Filtering out strings that only contains digits and/or punctuation - python
I need to filter out only strings that contains only digits and/or a fix set of punctuation.
I've tried checking each character and then summing the Boolean conditions to check if it is equal to the len(str).
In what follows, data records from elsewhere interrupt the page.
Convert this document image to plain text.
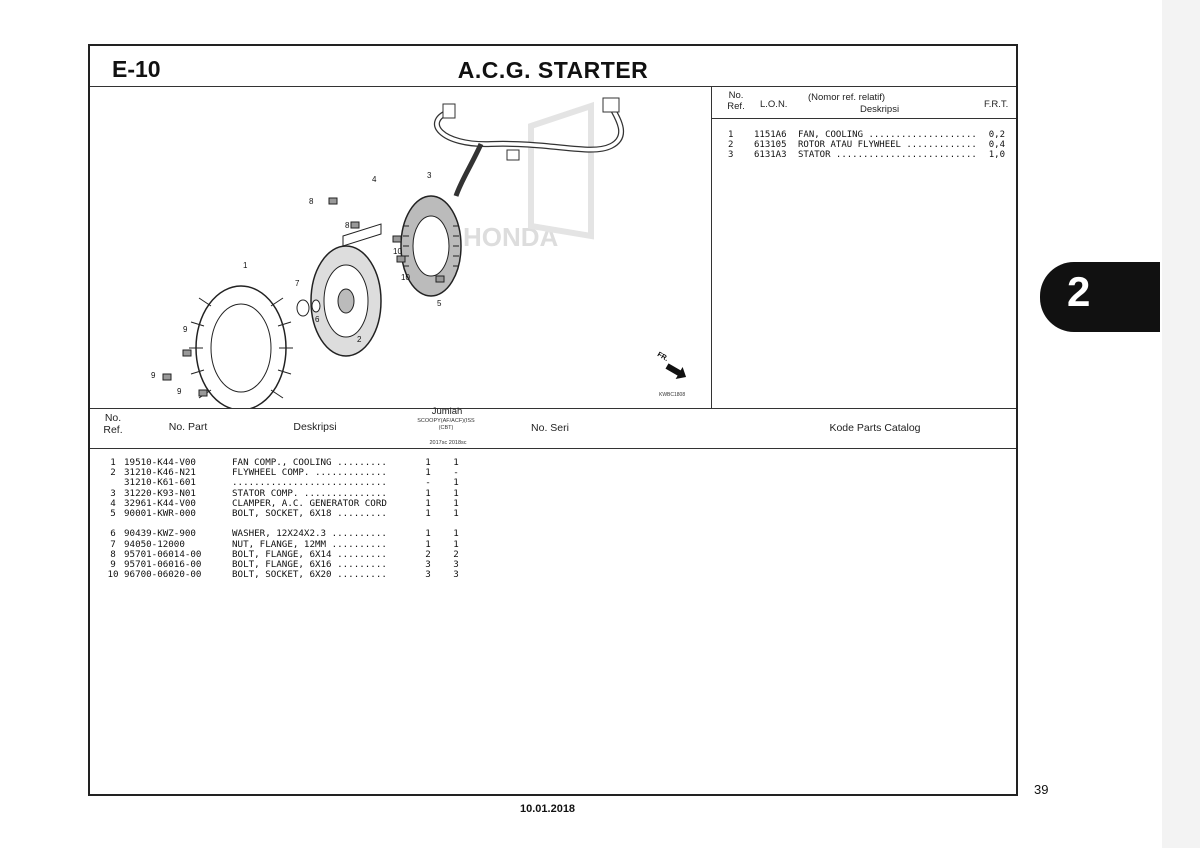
E-10	A.C.G. STARTER
No. Ref.	L.O.N.
(Nomor ref. relatif)
Deskripsi	F.R.T.
1	1151A6	FAN, COOLING ....................	0,2
2	613105	ROTOR ATAU FLYWHEEL .............	0,4
3	6131A3	STATOR ..........................	1,0
HONDA
1
2
3
4
5
6
7
8
8
9
9
9
10
10
FR.
KWBC1808
No. Ref.	No. Part	Deskripsi
Jumlah
SCOOPY(AF/ACF)(ISS (CBT)
2017sc 2018sc
No. Seri	Kode Parts Catalog
1 19510-K44-V00	FAN COMP., COOLING .........	1	1
2 31210-K46-N21	FLYWHEEL COMP. .............	1	-
31210-K61-601	............................	-	1
3 31220-K93-N01	STATOR COMP. ...............	1	1
4 32961-K44-V00	CLAMPER, A.C. GENERATOR CORD	1	1
5 90001-KWR-000	BOLT, SOCKET, 6X18 .........	1	1
6 90439-KWZ-900	WASHER, 12X24X2.3 ..........	1	1
7 94050-12000	NUT, FLANGE, 12MM ..........	1	1
8 95701-06014-00	BOLT, FLANGE, 6X14 .........	2	2
9 95701-06016-00	BOLT, FLANGE, 6X16 .........	3	3
10 96700-06020-00	BOLT, SOCKET, 6X20 .........	3	3
2
39
10.01.2018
Is there a more pythonic way to do this:
>>> import string
>>> x = ['12,523', '3.46', "this is not", "foo bar 42", "23fa"]
>>> [i for i in x if [True if j.isdigit() else False for j in i] ]
['12,523', '3.46', 'this is not', 'foo bar 42']
>>> [i for i in x if sum([True if j.isdigit() or j in string.punctuation else False for j in i]) == len(i)]
['12,523', '3.46']
Answer
Using all with generator expression, you don't need to count, compare length:
>>> [i for i in x if all(j.isdigit() or j in string.punctuation for j in i)]
['12,523', '3.46']
BTW, above and OP's code will include strings that contains only punctuations.
>>> x = [',,,', '...', '123', 'not number']
>>> [i for i in x if all(j.isdigit() or j in string.punctuation for j in i)]
[',,,', '...', '123']
To handle that, add more condition:
>>> [i for i in x if all(j.isdigit() or j in string.punctuation for j in i) and any(j.isdigit() for j in i)]
['123']
You can make it a little bit faster by storing the result of string.punctuation in a set.
>>> puncs = set(string.punctuation)
>>> [i for i in x if all(j.isdigit() or j in puncs for j in i) and any(j.isdigit() for j in i)]
['123']